A publication that aims to address the challenges and complexities of primary school headship will always be a welcome addition to the bookshelves of those involved in this demanding field of school leadership. To this end, Bill Laar's latest book, Primary Heads, should prove to be essential reading, not only for serving head teachers of primary schools, but also for those who are considering headship as the next step up on their career ladder.
Essentially, the author offers us a compilation of eleven case studies, based on interviews with primary school head teachers who are regarded as being highly successful in their field. Each is supplemented by insightful commentaries that draw upon relevant theory and the author's extensive knowledge of primary school leadership. We are presented with profound insights into the lives and professional backgrounds of the individual heads. These, in turn, illustrate how early influences have shaped their personal philosophies and values, and subsequently their aspirations for their schools, their teaching colleagues and other staff, and the pupils entrusted to their care.
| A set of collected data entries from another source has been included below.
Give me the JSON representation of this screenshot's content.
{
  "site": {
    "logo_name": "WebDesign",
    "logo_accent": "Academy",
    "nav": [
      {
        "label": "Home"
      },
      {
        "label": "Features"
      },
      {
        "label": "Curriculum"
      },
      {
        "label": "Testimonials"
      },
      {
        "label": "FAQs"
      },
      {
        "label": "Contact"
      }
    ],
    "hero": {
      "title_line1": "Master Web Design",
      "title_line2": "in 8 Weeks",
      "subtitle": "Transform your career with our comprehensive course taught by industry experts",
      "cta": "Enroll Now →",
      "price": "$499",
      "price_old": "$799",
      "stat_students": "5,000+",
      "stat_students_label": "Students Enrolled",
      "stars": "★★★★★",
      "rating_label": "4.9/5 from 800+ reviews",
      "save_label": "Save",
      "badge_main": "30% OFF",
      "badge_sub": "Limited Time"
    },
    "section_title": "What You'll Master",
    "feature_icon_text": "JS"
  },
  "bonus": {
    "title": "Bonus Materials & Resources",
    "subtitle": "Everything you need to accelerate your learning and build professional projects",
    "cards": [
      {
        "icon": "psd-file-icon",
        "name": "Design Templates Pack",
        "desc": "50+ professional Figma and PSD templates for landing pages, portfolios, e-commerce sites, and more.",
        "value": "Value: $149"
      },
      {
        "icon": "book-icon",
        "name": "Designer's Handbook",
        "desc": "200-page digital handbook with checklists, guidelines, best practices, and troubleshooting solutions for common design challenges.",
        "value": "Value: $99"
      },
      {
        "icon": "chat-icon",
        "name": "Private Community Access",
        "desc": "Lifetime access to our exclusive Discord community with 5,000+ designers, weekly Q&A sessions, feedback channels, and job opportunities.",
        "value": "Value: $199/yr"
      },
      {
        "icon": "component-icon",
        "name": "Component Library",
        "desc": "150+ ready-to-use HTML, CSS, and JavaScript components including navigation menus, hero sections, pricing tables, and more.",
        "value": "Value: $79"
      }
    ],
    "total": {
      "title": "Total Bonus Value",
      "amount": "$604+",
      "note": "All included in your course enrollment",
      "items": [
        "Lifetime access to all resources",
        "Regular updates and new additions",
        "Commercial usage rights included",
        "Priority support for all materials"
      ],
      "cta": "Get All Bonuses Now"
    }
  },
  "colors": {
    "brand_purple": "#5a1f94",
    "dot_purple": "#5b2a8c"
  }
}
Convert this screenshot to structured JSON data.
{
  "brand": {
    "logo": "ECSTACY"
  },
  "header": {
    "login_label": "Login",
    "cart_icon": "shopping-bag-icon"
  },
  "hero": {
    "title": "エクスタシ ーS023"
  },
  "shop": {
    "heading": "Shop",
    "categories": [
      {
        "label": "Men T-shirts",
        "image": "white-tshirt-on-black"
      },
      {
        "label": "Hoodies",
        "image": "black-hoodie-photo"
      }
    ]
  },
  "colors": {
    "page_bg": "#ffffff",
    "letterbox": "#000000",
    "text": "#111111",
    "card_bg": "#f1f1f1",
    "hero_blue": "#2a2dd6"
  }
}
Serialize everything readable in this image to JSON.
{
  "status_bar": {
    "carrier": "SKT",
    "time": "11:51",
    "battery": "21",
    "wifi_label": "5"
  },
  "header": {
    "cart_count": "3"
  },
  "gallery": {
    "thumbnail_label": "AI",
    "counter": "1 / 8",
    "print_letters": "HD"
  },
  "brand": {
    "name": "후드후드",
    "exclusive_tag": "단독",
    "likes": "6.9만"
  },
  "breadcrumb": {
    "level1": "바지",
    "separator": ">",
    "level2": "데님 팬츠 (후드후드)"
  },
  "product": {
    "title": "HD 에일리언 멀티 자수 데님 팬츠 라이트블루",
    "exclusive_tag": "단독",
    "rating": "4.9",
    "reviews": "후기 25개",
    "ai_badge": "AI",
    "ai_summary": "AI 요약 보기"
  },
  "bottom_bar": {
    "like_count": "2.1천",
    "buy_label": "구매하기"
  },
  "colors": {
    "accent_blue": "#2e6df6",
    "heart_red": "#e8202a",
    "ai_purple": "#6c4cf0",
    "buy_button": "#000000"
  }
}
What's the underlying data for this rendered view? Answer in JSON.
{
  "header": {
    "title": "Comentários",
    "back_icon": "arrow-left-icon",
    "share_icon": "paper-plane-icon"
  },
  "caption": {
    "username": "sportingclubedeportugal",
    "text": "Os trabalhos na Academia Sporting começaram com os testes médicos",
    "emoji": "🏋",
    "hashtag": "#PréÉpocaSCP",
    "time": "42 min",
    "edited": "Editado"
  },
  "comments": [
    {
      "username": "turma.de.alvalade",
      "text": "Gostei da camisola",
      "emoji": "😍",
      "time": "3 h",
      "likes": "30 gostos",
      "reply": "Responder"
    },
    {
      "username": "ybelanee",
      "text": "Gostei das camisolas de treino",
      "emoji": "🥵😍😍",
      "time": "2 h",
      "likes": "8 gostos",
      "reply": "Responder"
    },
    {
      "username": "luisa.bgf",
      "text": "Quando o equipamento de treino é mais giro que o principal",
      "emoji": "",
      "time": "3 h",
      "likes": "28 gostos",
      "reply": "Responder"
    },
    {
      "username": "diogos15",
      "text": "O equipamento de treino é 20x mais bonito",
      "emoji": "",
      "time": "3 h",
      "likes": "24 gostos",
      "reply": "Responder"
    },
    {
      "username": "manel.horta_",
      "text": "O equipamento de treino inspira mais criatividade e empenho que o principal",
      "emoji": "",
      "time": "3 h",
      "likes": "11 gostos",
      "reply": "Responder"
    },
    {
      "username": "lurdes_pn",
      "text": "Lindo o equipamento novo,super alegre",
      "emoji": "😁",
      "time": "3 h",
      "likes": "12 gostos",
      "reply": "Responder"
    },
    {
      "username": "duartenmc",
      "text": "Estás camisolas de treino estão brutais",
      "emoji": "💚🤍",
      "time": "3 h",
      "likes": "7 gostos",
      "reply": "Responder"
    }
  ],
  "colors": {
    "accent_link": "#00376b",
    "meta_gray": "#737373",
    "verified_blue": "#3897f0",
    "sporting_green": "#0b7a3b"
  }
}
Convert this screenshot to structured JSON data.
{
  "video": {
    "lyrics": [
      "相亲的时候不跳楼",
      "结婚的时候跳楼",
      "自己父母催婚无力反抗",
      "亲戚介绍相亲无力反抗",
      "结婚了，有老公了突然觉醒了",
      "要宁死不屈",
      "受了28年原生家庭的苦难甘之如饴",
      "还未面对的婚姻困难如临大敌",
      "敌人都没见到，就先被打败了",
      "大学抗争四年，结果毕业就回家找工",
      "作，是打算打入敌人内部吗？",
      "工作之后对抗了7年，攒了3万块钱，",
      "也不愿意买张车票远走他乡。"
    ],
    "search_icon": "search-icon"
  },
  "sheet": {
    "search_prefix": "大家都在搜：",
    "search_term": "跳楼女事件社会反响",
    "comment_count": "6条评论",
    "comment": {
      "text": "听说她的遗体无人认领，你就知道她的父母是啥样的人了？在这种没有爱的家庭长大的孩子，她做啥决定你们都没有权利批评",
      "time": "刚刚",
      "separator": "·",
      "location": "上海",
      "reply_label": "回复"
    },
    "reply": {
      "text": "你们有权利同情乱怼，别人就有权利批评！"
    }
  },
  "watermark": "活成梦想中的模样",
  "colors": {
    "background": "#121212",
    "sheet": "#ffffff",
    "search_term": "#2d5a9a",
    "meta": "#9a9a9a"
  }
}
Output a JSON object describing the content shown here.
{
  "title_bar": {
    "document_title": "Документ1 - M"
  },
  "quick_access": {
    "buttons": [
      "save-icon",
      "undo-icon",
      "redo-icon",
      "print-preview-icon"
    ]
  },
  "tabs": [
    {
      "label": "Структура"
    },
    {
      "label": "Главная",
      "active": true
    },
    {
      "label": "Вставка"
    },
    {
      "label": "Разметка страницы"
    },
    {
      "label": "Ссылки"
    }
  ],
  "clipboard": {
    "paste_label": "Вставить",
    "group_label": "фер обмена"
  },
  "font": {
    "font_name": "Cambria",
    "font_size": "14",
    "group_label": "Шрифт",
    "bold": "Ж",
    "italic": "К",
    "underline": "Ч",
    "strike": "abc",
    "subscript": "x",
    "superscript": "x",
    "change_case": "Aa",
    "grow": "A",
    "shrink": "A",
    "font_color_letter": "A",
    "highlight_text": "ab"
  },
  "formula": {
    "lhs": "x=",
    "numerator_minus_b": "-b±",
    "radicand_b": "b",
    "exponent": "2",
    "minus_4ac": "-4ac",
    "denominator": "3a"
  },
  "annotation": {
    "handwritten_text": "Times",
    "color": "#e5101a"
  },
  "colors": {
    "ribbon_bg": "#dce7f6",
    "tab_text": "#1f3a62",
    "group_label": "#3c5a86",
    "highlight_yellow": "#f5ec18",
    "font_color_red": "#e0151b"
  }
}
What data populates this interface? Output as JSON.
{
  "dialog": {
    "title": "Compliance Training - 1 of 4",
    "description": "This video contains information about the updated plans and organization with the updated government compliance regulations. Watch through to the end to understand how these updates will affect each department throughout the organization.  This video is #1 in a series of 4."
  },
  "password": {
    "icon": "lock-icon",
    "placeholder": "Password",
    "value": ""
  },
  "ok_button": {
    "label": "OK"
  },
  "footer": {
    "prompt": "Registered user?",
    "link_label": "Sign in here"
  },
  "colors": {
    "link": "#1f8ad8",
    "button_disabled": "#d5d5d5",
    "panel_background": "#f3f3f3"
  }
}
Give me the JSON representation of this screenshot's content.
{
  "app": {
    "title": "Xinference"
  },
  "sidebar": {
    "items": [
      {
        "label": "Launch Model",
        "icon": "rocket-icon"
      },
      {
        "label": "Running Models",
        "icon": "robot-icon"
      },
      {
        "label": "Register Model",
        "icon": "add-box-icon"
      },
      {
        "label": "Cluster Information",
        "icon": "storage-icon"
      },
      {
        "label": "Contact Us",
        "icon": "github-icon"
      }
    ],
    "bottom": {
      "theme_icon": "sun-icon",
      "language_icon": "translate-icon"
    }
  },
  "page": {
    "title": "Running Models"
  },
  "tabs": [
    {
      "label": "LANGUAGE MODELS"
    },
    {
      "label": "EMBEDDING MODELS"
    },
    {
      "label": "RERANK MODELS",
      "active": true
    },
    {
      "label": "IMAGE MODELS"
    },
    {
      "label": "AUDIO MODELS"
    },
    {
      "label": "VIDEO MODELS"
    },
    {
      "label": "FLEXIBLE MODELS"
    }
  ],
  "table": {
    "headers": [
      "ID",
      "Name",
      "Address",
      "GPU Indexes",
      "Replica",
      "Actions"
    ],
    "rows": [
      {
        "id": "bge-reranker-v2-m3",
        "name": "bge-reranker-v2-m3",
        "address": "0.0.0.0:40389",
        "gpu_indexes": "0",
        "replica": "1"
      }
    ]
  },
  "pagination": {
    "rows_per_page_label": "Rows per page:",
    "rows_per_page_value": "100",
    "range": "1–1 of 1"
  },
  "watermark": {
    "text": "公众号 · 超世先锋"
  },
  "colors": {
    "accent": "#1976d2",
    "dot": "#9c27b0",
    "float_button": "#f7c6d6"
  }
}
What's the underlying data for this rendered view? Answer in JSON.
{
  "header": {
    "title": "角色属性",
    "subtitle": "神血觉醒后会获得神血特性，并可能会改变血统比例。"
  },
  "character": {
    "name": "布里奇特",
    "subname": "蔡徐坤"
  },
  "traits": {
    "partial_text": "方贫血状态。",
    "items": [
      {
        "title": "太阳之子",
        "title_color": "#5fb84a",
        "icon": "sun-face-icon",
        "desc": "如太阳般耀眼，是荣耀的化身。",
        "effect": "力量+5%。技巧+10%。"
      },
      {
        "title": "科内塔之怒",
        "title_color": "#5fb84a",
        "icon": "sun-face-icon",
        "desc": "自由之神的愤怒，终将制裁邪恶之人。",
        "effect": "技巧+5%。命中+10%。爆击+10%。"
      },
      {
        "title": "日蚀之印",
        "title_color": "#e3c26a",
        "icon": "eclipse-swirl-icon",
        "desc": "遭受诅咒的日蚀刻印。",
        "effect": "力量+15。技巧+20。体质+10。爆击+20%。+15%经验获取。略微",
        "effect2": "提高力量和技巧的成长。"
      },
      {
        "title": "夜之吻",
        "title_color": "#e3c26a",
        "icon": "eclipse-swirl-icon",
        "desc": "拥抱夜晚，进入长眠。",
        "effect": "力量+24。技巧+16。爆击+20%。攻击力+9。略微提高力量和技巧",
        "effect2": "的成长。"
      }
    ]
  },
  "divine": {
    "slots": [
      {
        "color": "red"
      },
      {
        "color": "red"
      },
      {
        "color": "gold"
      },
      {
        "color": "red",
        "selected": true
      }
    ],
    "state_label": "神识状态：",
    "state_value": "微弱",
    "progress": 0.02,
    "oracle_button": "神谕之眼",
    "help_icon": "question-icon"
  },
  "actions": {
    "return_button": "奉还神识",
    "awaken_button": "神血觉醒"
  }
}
The narrative is enlivened with direct quotations from the participants; the reader can feel reassured by identifying with some of the daunting issues and dilemmas they have confronted, whilst being encouraged by the solutions they employed. It demonstrates, with sensitivity, some of the high points and the low points of headship. One can feel real sympathy for the head who talks about her -˜dark night of the soul' following an encounter with abusive and threatening parents, and share the joy of another who expressed -˜Ours is a wonderful job and vocation'.
However, it would be naive to suggest that such case studies offer an assured blueprint for success, (as the contexts and human variables differ so much in every instance). Nonetheless, there are many sound lessons to be derived from reading about them. There are common threads running through them that can profitably be taken into account when engaged in the multifarious tasks of school leadership.
The book addresses such wide-ranging matters as ensuring high quality teaching and learning, whilst leading by example, and monitoring and evaluation strategies to support this; distributed leadership - whereby the whole staff share, to varying degrees, responsibility for learning within the school; management of staff; design, implementation and management of the curriculum to ensure it is relevant, broad and accessible; and community involvement, especially in relation to working with parents and developing good working relationships with them.
Amongst other highlights, there is much to be gained from the passages on accountability and performance management; strategies and procedures for the effective management of change, crises and the unpredictable; resource management and professional development - especially in relation to succession planning; inclusive education; and mixed views on working effectively with school governors.
Above all, the head teachers agree on how absolutely crucial it is to have a vision for their schools, a vision which, when realised in practice, can be a transforming force in the lives of the children who attend them. Their contributions to discussion, controversy and agreement on the subject of primary school headship are worthy of inclusion in this well conceived text.